KKM sisteminin bütçeye yükü
Döviz kurlarındaki hareketlenme ile birlikte, KKM sisteminde birikecek mali yük de bir öteki tartışma konusu. Türkiye Bankalar Birliği (TBB) Lideri Alpaslan Çakar, geçtiğimi günlerde katıldığı bir TV programında nisan sonu itibariyle Muhafazalı Mevduatta (KKM) 782 milyar TL’ye ulaşıldığını açıklamıştı. Çakar, KKM ile Merkez Bankası rezervlerinin 9 milyar dolar arttığına da işaret etmişti.
Ancak döviz kurlarındaki artış, KKM’nin Hazine üzerindeki yükü ağırlaştıracak. Kestirimlere nazaran, KKM sistemi bütçeye yaklaşık 40 milyar dolarlık ek yük getirebilir.
“KKM, yükselen kura karşı koruyamaz”
Doç. Dr. Cihan Bolgün, “Bu yükün bütçe üzerine getireceği maliyet zati bu yılın sonuna kadarki en büyük handikap olacak. Oradaki senaryolar çok geniş. Natürel bu kurun nereye kadar seyredeceği o manada önemli” değerlendirmesinde bulunuyor.

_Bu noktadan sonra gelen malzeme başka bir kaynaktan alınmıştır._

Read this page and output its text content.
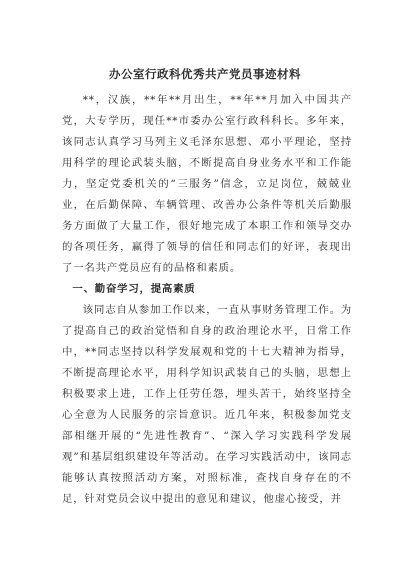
办公室行政科优秀共产党员事迹材料

**，汉族，**年**月出生，**年**月加入中国共产党，大专学历，现任**市委办公室行政科科长。多年来，该同志认真学习马列主义毛泽东思想、邓小平理论，坚持用科学的理论武装头脑，不断提高自身业务水平和工作能力，坚定党委机关的“三服务”信念，立足岗位，兢兢业业，在后勤保障、车辆管理、改善办公条件等机关后勤服务方面做了大量工作，很好地完成了本职工作和领导交办的各项任务，赢得了领导的信任和同志们的好评，表现出了一名共产党员应有的品格和素质。

一、勤奋学习，提高素质

该同志自从参加工作以来，一直从事财务管理工作。为了提高自己的政治觉悟和自身的政治理论水平，日常工作中，**同志坚持以科学发展观和党的十七大精神为指导，不断提高理论水平，用科学知识武装自己的头脑，思想上积极要求上进，工作上任劳任怨，埋头苦干，始终坚持全心全意为人民服务的宗旨意识。近几年来，积极参加党支部相继开展的“先进性教育”、“深入学习实践科学发展观”和基层组织建设年等活动。在学习实践活动中，该同志能够认真按照活动方案，对照标准，查找自身存在的不足，针对党员会议中提出的意见和建议，他虚心接受，并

Bolgün’e nazaran, dövizdeki artış ve yüksek enflasyonla birlikte, KKM sistemine geçen vatandaşlar da yakın devirde birikimlerini koruyamayacak. Bolgün, şu görüşleri lisana getiriyor:
“Bugün (dolarda) 15,30’ları görsek ya da yarın görsek, esasen nisan ayında yapmış olduğumuz 3 aylık kur muhafazalı mevduatı başa baş dolar/TL düzeyini çok kısa bir müddet içerisinde yakalamış olacak. Yani bunu şunun için söylüyorum: Artık o taraftaki faizin sizi kura karşı müdafaası üzere bir durum kelam konusu değil.”